Маркиз де Сад 3 страница



Госпожа де Франваль, прекрасно осознавая свою невинность, не знала, что и думать об этих приготовлениях. Удивление, смешанное с тревогой, не давали ей ни на мгновение перевести дух.

– Начнем, сударыня, – произнес Франваль, выкладывая на стол содержимое одного из отделений бумажника, – с вашей переписки с Вальмоном за последние полгода: не обвиняйте этого молодого человека в неосторожности или нескромности. Он, несомненно, слишком честен, чтобы до такой степени пренебречь вашей репутацией. Но один из его слуг ловко воспользовался его невнимательностью и тайком добыл мне эти драгоценные памятники вашего безупречного поведения и вашей хваленой нравственности, – продолжал Франваль, торопливо перебирая бумаги, раскиданные им по столу. – Полагаю, вы сочтете уместным, что среди всего этого обычного пустословия женщины, увлеченной весьма приятным мужчиной, я отберу одно письмо, показавшееся мне вольней и решительней других... Вот оно, сударыня:

 

«Мой постылый супруг сегодня вечером ужинает в своем загородном домике с этой ужасной тварью; невыносимо представить, что я произвела ее на свет! Придите, дорогой мой, утешьте меня в печали, что доставляют мне эти два чудовища... Что я говорю? Разве они сейчас не оказывают мне неоценимую услугу? Ведь их интрижка не позволит моему мужу обнаружить наши отношения. Так что пусть он, сколько его душе угодно, укрепляет свою связь. Но пусть не вздумает пытаться разорвать узы, связывающие меня с единственным в мире мужчиной, которого я по-настоящему обожаю».

 

– Что скажете, сударыня?

– То, сударь, что я в восхищении, – ответила госпожа де Франваль. – С каждым днем вы заслуживаете все больших похвал. И, кроме необыкновенных достоинств, что я видела в вас до сегодняшнего дня, признаюсь, я еще не знала за вами способностей подделывателя и клеветника.

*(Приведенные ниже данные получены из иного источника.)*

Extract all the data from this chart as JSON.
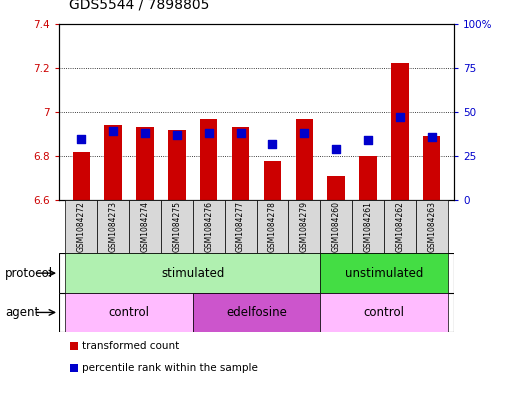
{
  "title": "GDS5544 / 7898805",
  "samples": [
    "GSM1084272",
    "GSM1084273",
    "GSM1084274",
    "GSM1084275",
    "GSM1084276",
    "GSM1084277",
    "GSM1084278",
    "GSM1084279",
    "GSM1084260",
    "GSM1084261",
    "GSM1084262",
    "GSM1084263"
  ],
  "bar_values": [
    6.82,
    6.94,
    6.93,
    6.92,
    6.97,
    6.93,
    6.78,
    6.97,
    6.71,
    6.8,
    7.22,
    6.89
  ],
  "percentile_values": [
    35,
    39,
    38,
    37,
    38,
    38,
    32,
    38,
    29,
    34,
    47,
    36
  ],
  "bar_base": 6.6,
  "ylim_left": [
    6.6,
    7.4
  ],
  "ylim_right": [
    0,
    100
  ],
  "yticks_left": [
    6.6,
    6.8,
    7.0,
    7.2,
    7.4
  ],
  "ytick_labels_left": [
    "6.6",
    "6.8",
    "7",
    "7.2",
    "7.4"
  ],
  "yticks_right": [
    0,
    25,
    50,
    75,
    100
  ],
  "ytick_labels_right": [
    "0",
    "25",
    "50",
    "75",
    "100%"
  ],
  "bar_color": "#cc0000",
  "dot_color": "#0000cc",
  "bg_color": "#ffffff",
  "protocol_groups": [
    {
      "label": "stimulated",
      "start": 0,
      "end": 7,
      "color": "#b0f0b0"
    },
    {
      "label": "unstimulated",
      "start": 8,
      "end": 11,
      "color": "#44dd44"
    }
  ],
  "agent_groups": [
    {
      "label": "control",
      "start": 0,
      "end": 3,
      "color": "#ffbbff"
    },
    {
      "label": "edelfosine",
      "start": 4,
      "end": 7,
      "color": "#cc55cc"
    },
    {
      "label": "control",
      "start": 8,
      "end": 11,
      "color": "#ffbbff"
    }
  ],
  "legend_items": [
    {
      "label": "transformed count",
      "color": "#cc0000"
    },
    {
      "label": "percentile rank within the sample",
      "color": "#0000cc"
    }
  ],
  "protocol_label": "protocol",
  "agent_label": "agent",
  "bar_width": 0.55,
  "dot_size": 28,
  "title_fontsize": 10,
  "tick_fontsize": 7.5,
  "sample_fontsize": 5.5,
  "row_fontsize": 8.5,
  "legend_fontsize": 7.5
}
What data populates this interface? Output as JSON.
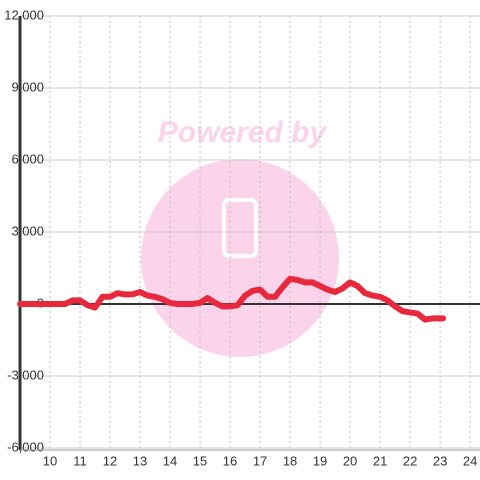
{
  "chart_data": {
    "type": "line",
    "watermark": "Powered by",
    "x": [
      9,
      9.25,
      9.5,
      9.75,
      10,
      10.25,
      10.5,
      10.75,
      11,
      11.25,
      11.5,
      11.75,
      12,
      12.25,
      12.5,
      12.75,
      13,
      13.25,
      13.5,
      13.75,
      14,
      14.25,
      14.5,
      14.75,
      15,
      15.25,
      15.5,
      15.75,
      16,
      16.25,
      16.5,
      16.75,
      17,
      17.25,
      17.5,
      17.75,
      18,
      18.25,
      18.5,
      18.75,
      19,
      19.25,
      19.5,
      19.75,
      20,
      20.25,
      20.5,
      20.75,
      21,
      21.25,
      21.5,
      21.75,
      22,
      22.25,
      22.5,
      22.75,
      23,
      23.1
    ],
    "series": [
      {
        "color": "#e8283c",
        "values": [
          0,
          0,
          0,
          0,
          0,
          0,
          0,
          150,
          150,
          -50,
          -150,
          300,
          300,
          450,
          400,
          400,
          500,
          350,
          300,
          200,
          50,
          0,
          0,
          0,
          50,
          250,
          50,
          -100,
          -100,
          -50,
          350,
          550,
          600,
          300,
          300,
          700,
          1050,
          1000,
          900,
          900,
          750,
          600,
          500,
          650,
          900,
          750,
          450,
          350,
          300,
          150,
          -100,
          -300,
          -350,
          -400,
          -650,
          -600,
          -600,
          -600
        ]
      }
    ],
    "xlim": [
      9,
      24.33
    ],
    "xticks": [
      10,
      11,
      12,
      13,
      14,
      15,
      16,
      17,
      18,
      19,
      20,
      21,
      22,
      23,
      24
    ],
    "ylim": [
      -6000,
      12000
    ],
    "yticks": [
      {
        "value": -6000,
        "label": "-6,000"
      },
      {
        "value": -3000,
        "label": "-3,000"
      },
      0,
      {
        "value": 3000,
        "label": "3,000"
      },
      {
        "value": 6000,
        "label": "6,000"
      },
      {
        "value": 9000,
        "label": "9,000"
      },
      {
        "value": 12000,
        "label": "12,000"
      }
    ],
    "grid": true
  }
}
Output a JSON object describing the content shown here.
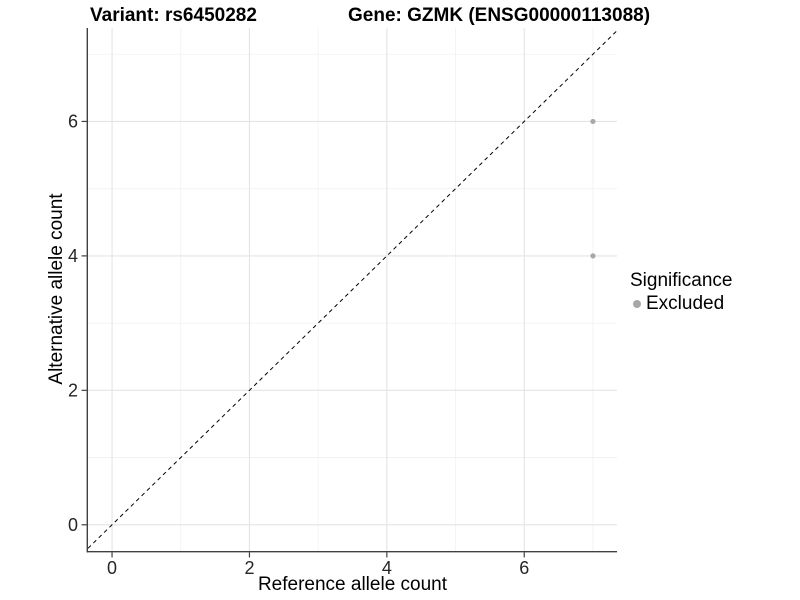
{
  "chart_data": {
    "type": "scatter",
    "title_left": "Variant: rs6450282",
    "title_right": "Gene: GZMK (ENSG00000113088)",
    "xlabel": "Reference allele count",
    "ylabel": "Alternative allele count",
    "xlim": [
      -0.35,
      7.35
    ],
    "ylim": [
      -0.39,
      7.39
    ],
    "x_ticks": [
      0,
      2,
      4,
      6
    ],
    "y_ticks": [
      0,
      2,
      4,
      6
    ],
    "x_minor_gridlines": [
      1,
      3,
      5,
      7
    ],
    "y_minor_gridlines": [
      1,
      3,
      5,
      7
    ],
    "grid": "on",
    "identity_line": {
      "style": "dashed",
      "color": "#000000",
      "from": [
        -0.35,
        -0.35
      ],
      "to": [
        7.35,
        7.35
      ]
    },
    "series": [
      {
        "name": "Excluded",
        "marker": "circle",
        "color": "#a8a8a8",
        "points": [
          [
            7,
            6
          ],
          [
            7,
            4
          ]
        ]
      }
    ],
    "legend": {
      "title": "Significance",
      "position": "right",
      "items": [
        {
          "label": "Excluded",
          "color": "#a8a8a8"
        }
      ]
    },
    "colors": {
      "background": "#ffffff",
      "major_grid": "#e4e4e4",
      "minor_grid": "#f1f1f1",
      "axis_line": "#404040",
      "tick_text": "#262626",
      "point": "#a8a8a8"
    }
  }
}
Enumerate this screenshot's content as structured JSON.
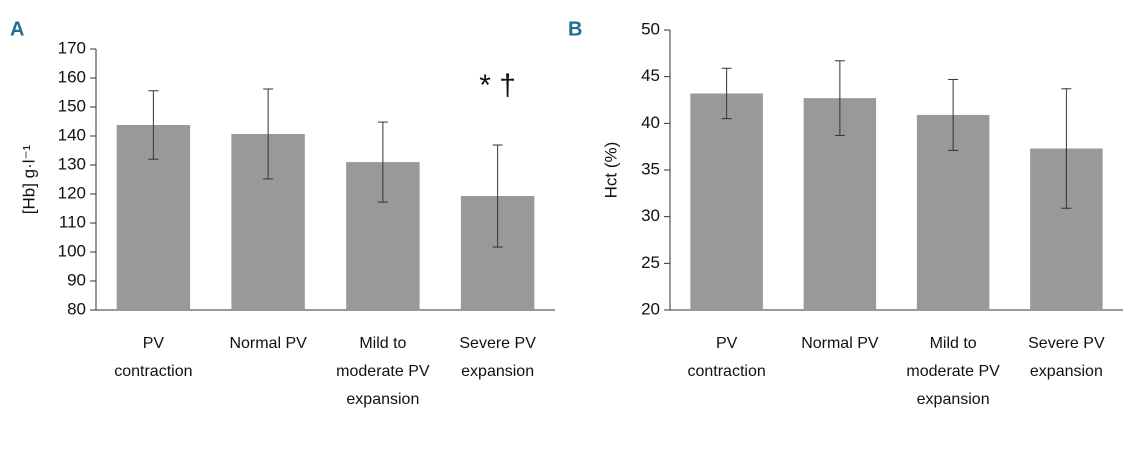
{
  "chart_data": [
    {
      "type": "bar",
      "panel": "A",
      "y_label": "[Hb] g·l⁻¹",
      "categories": [
        "PV contraction",
        "Normal PV",
        "Mild to moderate PV expansion",
        "Severe PV expansion"
      ],
      "values": [
        143.8,
        140.7,
        131,
        119.3
      ],
      "errors": [
        11.8,
        15.5,
        13.8,
        17.6
      ],
      "color": "#999999",
      "ylim": [
        80,
        170
      ],
      "yticks": [
        80,
        90,
        100,
        110,
        120,
        130,
        140,
        150,
        160,
        170
      ],
      "annotation": "* †"
    },
    {
      "type": "bar",
      "panel": "B",
      "y_label": "Hct (%)",
      "categories": [
        "PV contraction",
        "Normal PV",
        "Mild to moderate PV expansion",
        "Severe PV expansion"
      ],
      "values": [
        43.2,
        42.7,
        40.9,
        37.3
      ],
      "errors": [
        2.7,
        4.0,
        3.8,
        6.4
      ],
      "color": "#999999",
      "ylim": [
        20,
        50
      ],
      "yticks": [
        20,
        25,
        30,
        35,
        40,
        45,
        50
      ]
    }
  ]
}
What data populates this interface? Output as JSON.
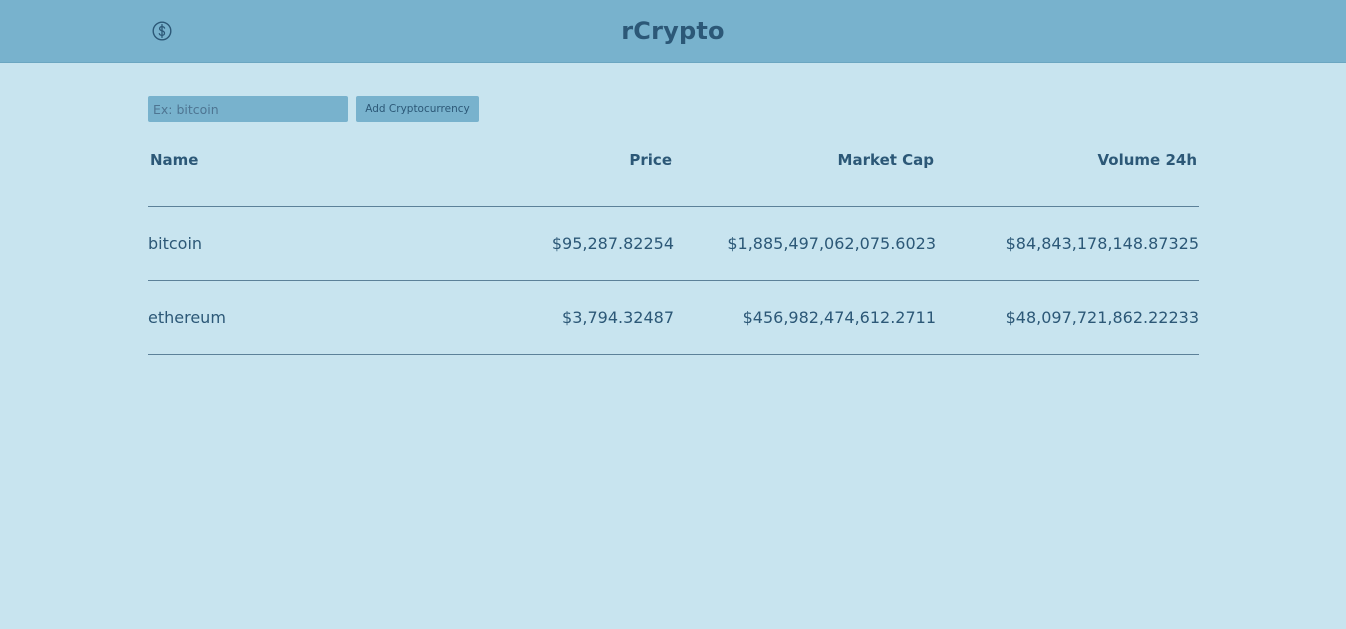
{
  "header": {
    "title": "rCrypto",
    "logo_icon": "dollar-coin-icon"
  },
  "search": {
    "placeholder": "Ex: bitcoin",
    "value": ""
  },
  "toolbar": {
    "add_label": "Add Cryptocurrency"
  },
  "table": {
    "columns": [
      "Name",
      "Price",
      "Market Cap",
      "Volume 24h"
    ],
    "rows": [
      {
        "name": "bitcoin",
        "price": "$95,287.82254",
        "market_cap": "$1,885,497,062,075.6023",
        "volume_24h": "$84,843,178,148.87325"
      },
      {
        "name": "ethereum",
        "price": "$3,794.32487",
        "market_cap": "$456,982,474,612.2711",
        "volume_24h": "$48,097,721,862.22233"
      }
    ]
  },
  "colors": {
    "background": "#c8e4ef",
    "header": "#78b2cd",
    "text": "#2c5877"
  }
}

– А, так вы все отрицаете?

– Отнюдь. Напротив, я жажду быть уличенной. Назначим судей, экспертов. И попросим, если вы этого действительно желаете, самой суровой кары для того из двоих, кто окажется виновным.

– Вот что называется идти до конца. Что ж, это, по крайней мере, лучше, чем скорбь и уныние, однако продолжим. То, что у вас есть смазливый любовник и постылый супруг, сударыня, – проговорил Франваль, вытряхивая другое отделение бумажника, – все это просто и ясно. Но то, что в вашем возрасте вы содержите этого любовника за мой счет, это уж, позвольте заметить вам, не так просто. Тем не менее, вот бумаги на сто с лишним тысяч экю, уплаченные вами и выписанные вашей рукой в пользу Вальмона. Соизвольте взглянуть на них, прошу вас, – добавил злодей, показывая госпоже де Франваль бумаги, не давая, впрочем, ей в руки:

 

«Заиду, ювелиру.

 

Настоящий счет на сумму двадцать две тысячи ливров выписан на господина де Вальмона по доверенности и согласованию с ним.

Фарней де Франваль».

 

«Жаме, торговцу лошадьми, шесть тысяч ливров... »

 

Франваль прервал чтение:

– Та самая буро-гнедая упряжка, что услаждает сегодня Вальмона и вызывает восхищение всего Парижа... Да, сударыня, а вот еще на триста тысяч двести восемьдесят три ливра десять су, из них вы должны еще более трети, остальное вы уже добросовестно оплатили. Ну что, этого достаточно, сударыня?

– Что касается этой подделки, сударь, то она слишком груба, чтобы вызвать у меня хоть малейшее беспокойство. Для разоблачения тех, кто ее придумал, требуется лишь одно: пусть лица, кому я якобы выписала эти счета, явятся и под присягой подтвердят, что я имела с ними дело.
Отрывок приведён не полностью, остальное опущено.